The Eroticism of Powerlessness
There’s no romance in Queer, only craving. Lee’s longing isn’t beautiful—it’s messy, broken, even pathetic. But that’s what makes it real. The film dives deep into the uncomfortable: the imbalance of attraction, the terror of unreciprocated lust, the ecstasy of surrender. Burroughs’ semi-autobiographical torment seeps into every frame. It’s not about being queer. It’s about being hungry—for touch, for recognition, for the impossible promise that someone might see you and still stay.
Cinematography That Undresses You
The visuals are sticky with atmosphere. Dim hotel rooms. Endless nights. Eyes that say everything the mouths won’t. Queer doesn’t scream its queerness—it sighs it. In the curve of a shoulder, the way a cigarette is lit, the long silences that ache with withheld confession. Even silence has sweat in this film. The eroticism is slow, deliberate. Like a hand hovering just above skin, never quite touching—but still igniting.

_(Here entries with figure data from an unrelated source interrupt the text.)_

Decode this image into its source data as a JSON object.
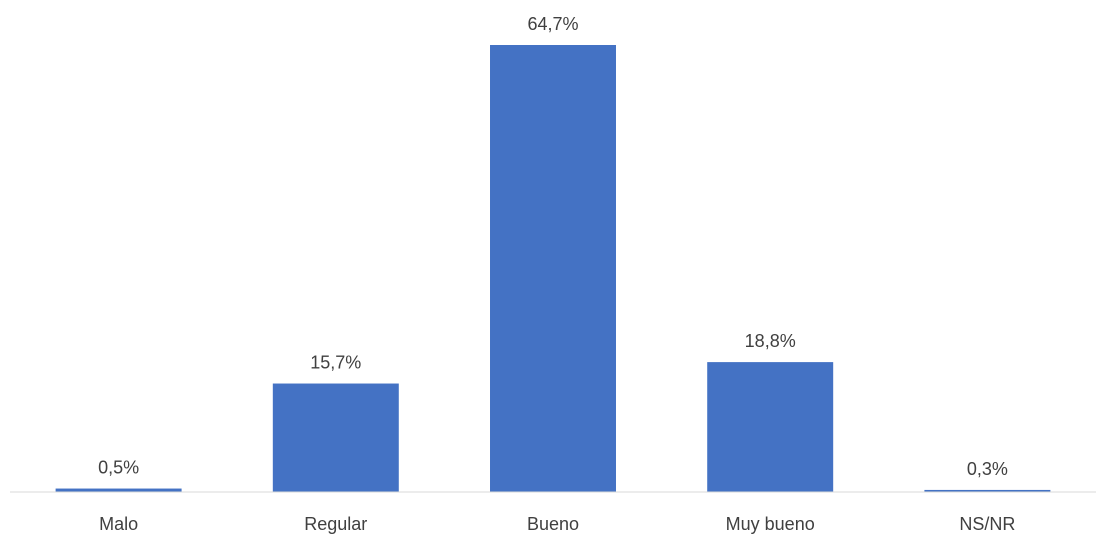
{
  "chart_data": {
    "type": "bar",
    "title": "",
    "xlabel": "",
    "ylabel": "",
    "categories": [
      "Malo",
      "Regular",
      "Bueno",
      "Muy bueno",
      "NS/NR"
    ],
    "values": [
      0.5,
      15.7,
      64.7,
      18.8,
      0.3
    ],
    "data_labels": [
      "0,5%",
      "15,7%",
      "64,7%",
      "18,8%",
      "0,3%"
    ],
    "ylim": [
      0,
      64.7
    ],
    "grid": false,
    "legend": "none",
    "colors": {
      "bar": "#4472C4",
      "axis": "#D9D9D9",
      "text": "#404040"
    }
  }
}
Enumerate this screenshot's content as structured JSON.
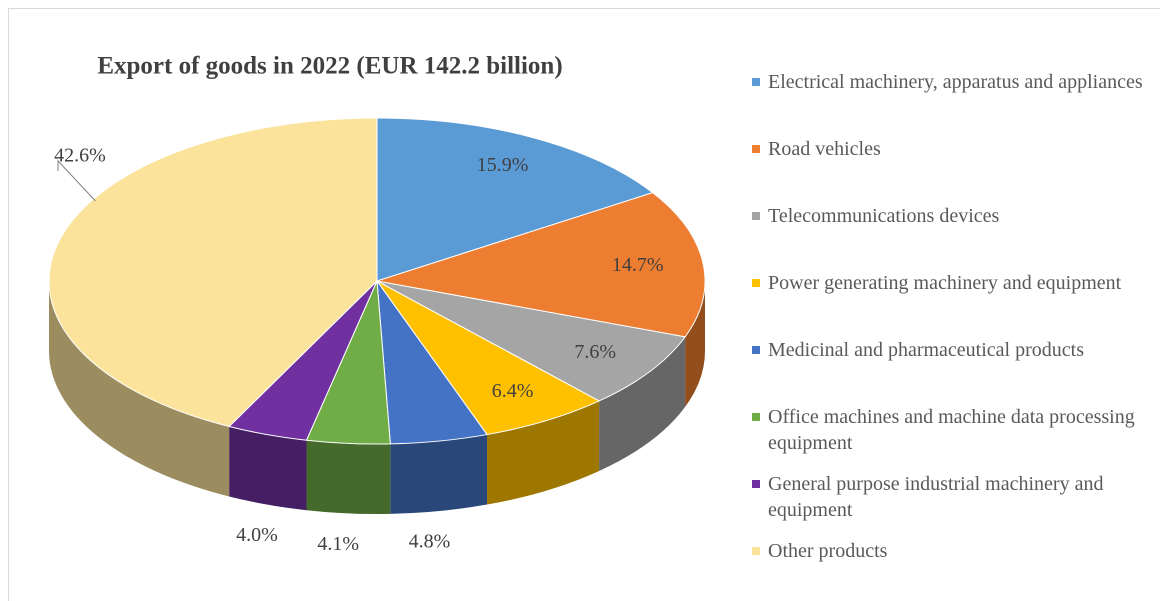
{
  "chart_data": {
    "type": "pie3d",
    "title": "Export of goods in 2022 (EUR 142.2 billion)",
    "categories": [
      "Electrical machinery, apparatus and appliances",
      "Road vehicles",
      "Telecommunications devices",
      "Power generating machinery and equipment",
      "Medicinal and pharmaceutical products",
      "Office machines and machine data processing equipment",
      "General purpose industrial machinery and equipment",
      "Other products"
    ],
    "values": [
      15.9,
      14.7,
      7.6,
      6.4,
      4.8,
      4.1,
      4.0,
      42.6
    ],
    "value_labels": [
      "15.9%",
      "14.7%",
      "7.6%",
      "6.4%",
      "4.8%",
      "4.1%",
      "4.0%",
      "42.6%"
    ],
    "colors": [
      "#5b9bd5",
      "#ed7d31",
      "#a5a5a5",
      "#ffc000",
      "#4472c4",
      "#70ad47",
      "#7030a0",
      "#fbe39b"
    ],
    "legend": "right"
  }
}
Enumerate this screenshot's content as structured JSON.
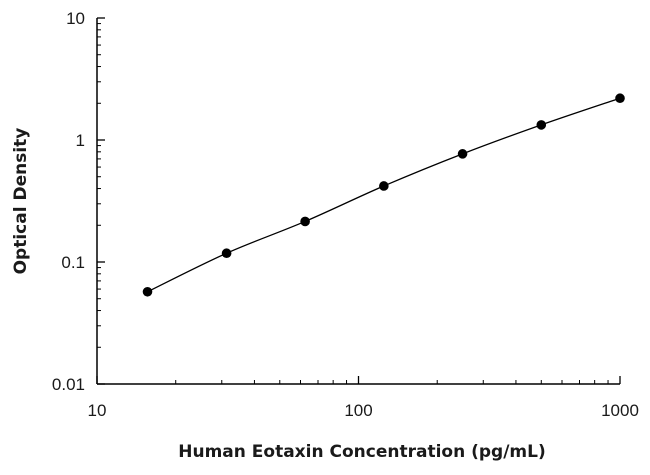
{
  "chart_data": {
    "type": "scatter",
    "title": "",
    "xlabel": "Human Eotaxin Concentration (pg/mL)",
    "ylabel": "Optical Density",
    "x_scale": "log",
    "y_scale": "log",
    "xlim": [
      10,
      1000
    ],
    "ylim": [
      0.01,
      10
    ],
    "x_ticks": [
      "10",
      "100",
      "1000"
    ],
    "y_ticks": [
      "0.01",
      "0.1",
      "1",
      "10"
    ],
    "grid": false,
    "legend": "none",
    "marker_color": "#000000",
    "series": [
      {
        "x": [
          15.6,
          31.3,
          62.5,
          125,
          250,
          500,
          1000
        ],
        "y": [
          0.057,
          0.118,
          0.215,
          0.42,
          0.77,
          1.33,
          2.2
        ],
        "fit_curve": true
      }
    ]
  }
}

Queer is not a comfortable film. It doesn’t want to be. It’s a mirror, cracked and intimate, held up to those of us who have ever ached for something we shouldn’t want—or couldn’t have. It’s a film about the desire that festers in the quiet. About wanting someone so badly, you lose pieces of yourself in the process.
It’s not love. It’s not lust. It’s Queer.